A custom-built Germany-imported pipe organ adds to Elma’s ability to go the range from classical symphonies to chamber music quartets to modernist experimentations, e.g., Gustav Mahler’s late-Romantic and pre-modernist symphonies. Those willing to mix drinks, hors d’oeuvres and conversations before, during or after jazz sessions and musically diverse performances can do that at the Cube that also serves as an after-party space, where locale visitors gather in a bar atmosphere on the backdrop of a diminutive stage opening onto a square lower area studded with an array of restaurant-like seating.
Its ambient, heterogeneous soundtrack echoes the semi-permanent exhibition of local contemporary art curated by Tel Aviv’s Givon Gallery, which ensures that ground-level ambulation through Elma’s halls, nooks and crannies turns into an exploration of Israeli art, such as Sigalit Landau’s Salt Bride photographic series documenting the crystallization of a female gown in the brine of the Dead Sea.
Going from wall to wall in Elma’s Elstein Galleries can provide an overview of Israeli modern-to-contemporary painters’ work from the generation of Raffi Lavie, Pinchas Cohen Gan and Moshe Gershuni.
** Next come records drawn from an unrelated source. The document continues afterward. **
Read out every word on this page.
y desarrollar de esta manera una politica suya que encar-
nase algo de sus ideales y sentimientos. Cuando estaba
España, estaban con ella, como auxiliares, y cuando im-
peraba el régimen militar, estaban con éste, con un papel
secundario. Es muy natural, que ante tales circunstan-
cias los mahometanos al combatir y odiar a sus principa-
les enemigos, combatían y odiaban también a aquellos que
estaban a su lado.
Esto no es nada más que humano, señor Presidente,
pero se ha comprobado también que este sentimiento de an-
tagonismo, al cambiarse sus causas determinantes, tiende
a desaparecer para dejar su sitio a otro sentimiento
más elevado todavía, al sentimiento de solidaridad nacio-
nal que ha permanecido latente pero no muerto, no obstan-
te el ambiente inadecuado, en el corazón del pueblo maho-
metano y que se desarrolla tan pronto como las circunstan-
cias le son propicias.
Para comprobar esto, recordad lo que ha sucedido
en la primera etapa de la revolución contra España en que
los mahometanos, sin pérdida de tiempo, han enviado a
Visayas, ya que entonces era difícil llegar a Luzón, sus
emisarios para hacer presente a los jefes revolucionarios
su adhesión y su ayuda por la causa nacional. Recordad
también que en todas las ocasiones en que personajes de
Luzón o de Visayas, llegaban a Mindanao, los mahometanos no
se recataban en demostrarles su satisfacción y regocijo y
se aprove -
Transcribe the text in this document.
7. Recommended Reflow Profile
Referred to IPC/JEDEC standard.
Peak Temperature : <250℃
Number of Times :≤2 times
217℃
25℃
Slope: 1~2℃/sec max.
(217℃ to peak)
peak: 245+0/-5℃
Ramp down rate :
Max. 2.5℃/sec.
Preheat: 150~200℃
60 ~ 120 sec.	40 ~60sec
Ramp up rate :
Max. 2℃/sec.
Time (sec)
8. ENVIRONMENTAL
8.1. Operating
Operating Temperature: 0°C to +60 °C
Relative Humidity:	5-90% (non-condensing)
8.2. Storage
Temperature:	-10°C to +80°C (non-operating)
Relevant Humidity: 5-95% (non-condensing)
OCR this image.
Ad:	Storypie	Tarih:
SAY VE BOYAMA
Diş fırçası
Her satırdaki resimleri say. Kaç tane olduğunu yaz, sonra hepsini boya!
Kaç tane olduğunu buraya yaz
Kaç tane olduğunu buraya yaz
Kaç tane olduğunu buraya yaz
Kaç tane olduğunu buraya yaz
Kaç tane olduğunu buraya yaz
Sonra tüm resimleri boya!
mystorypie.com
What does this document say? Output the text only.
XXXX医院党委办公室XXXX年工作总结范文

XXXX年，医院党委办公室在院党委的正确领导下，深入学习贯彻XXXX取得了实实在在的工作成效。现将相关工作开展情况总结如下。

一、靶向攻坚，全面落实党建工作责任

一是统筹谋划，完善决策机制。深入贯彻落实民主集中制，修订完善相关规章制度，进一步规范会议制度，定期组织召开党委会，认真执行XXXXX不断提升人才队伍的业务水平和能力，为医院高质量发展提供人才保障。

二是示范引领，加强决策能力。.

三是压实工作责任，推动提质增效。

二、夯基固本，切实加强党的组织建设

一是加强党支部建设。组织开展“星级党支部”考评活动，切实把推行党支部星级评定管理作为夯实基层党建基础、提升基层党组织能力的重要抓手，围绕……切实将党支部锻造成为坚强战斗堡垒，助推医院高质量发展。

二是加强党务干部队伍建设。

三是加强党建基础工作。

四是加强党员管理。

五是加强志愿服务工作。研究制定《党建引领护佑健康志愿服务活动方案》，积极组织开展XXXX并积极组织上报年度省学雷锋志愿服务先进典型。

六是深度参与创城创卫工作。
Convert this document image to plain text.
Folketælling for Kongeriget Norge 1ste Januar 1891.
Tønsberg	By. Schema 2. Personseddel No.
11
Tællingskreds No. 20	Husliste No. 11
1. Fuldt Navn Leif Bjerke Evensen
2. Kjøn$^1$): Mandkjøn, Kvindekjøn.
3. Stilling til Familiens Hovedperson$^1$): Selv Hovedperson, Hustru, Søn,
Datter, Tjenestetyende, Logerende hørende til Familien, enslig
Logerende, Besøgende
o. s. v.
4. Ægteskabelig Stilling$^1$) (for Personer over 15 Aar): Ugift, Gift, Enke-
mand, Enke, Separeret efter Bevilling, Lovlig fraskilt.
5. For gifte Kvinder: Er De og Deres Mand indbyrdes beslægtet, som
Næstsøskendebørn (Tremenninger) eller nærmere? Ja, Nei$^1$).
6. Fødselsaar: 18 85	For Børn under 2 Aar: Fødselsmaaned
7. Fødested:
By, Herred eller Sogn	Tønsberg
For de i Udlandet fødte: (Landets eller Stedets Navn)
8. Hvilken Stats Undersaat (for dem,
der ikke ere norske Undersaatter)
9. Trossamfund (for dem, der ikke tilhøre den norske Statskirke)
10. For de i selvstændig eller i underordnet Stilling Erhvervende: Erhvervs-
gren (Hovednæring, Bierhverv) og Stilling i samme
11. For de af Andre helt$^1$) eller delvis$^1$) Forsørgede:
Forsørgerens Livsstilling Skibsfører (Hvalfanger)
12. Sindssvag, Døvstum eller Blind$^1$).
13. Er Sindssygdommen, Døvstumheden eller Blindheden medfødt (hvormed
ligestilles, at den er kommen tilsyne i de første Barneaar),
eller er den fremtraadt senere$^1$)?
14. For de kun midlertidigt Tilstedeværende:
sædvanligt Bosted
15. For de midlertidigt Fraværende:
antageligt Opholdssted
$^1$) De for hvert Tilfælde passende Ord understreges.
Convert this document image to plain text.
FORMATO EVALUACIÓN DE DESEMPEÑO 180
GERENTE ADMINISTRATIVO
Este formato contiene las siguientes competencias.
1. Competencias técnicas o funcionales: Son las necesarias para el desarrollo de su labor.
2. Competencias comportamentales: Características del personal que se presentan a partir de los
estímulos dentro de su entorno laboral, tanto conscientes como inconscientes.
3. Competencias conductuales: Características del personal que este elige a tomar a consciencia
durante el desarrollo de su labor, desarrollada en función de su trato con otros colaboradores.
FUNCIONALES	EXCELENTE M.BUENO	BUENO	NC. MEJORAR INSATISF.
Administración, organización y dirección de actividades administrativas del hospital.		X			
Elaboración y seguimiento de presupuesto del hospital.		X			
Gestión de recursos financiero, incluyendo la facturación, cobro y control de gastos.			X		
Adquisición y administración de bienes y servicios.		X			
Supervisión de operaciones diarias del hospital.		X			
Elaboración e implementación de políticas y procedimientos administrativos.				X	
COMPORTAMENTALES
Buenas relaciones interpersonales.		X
Elma’s skylights in lateral lobbies open toward both large-scale works, such as Nurit David’s painting, and works that explore the continuum between painterly and sculptural representation, as in Micha Ullman’s objets d’art.
This culture complex blending in fine dining grounds, casual bar areas, and a performance space also deconstructs the notion of the white cube as not only an ultimately modern background for artworks, but also an aesthetic originally developed for the commercial presentation of commodities.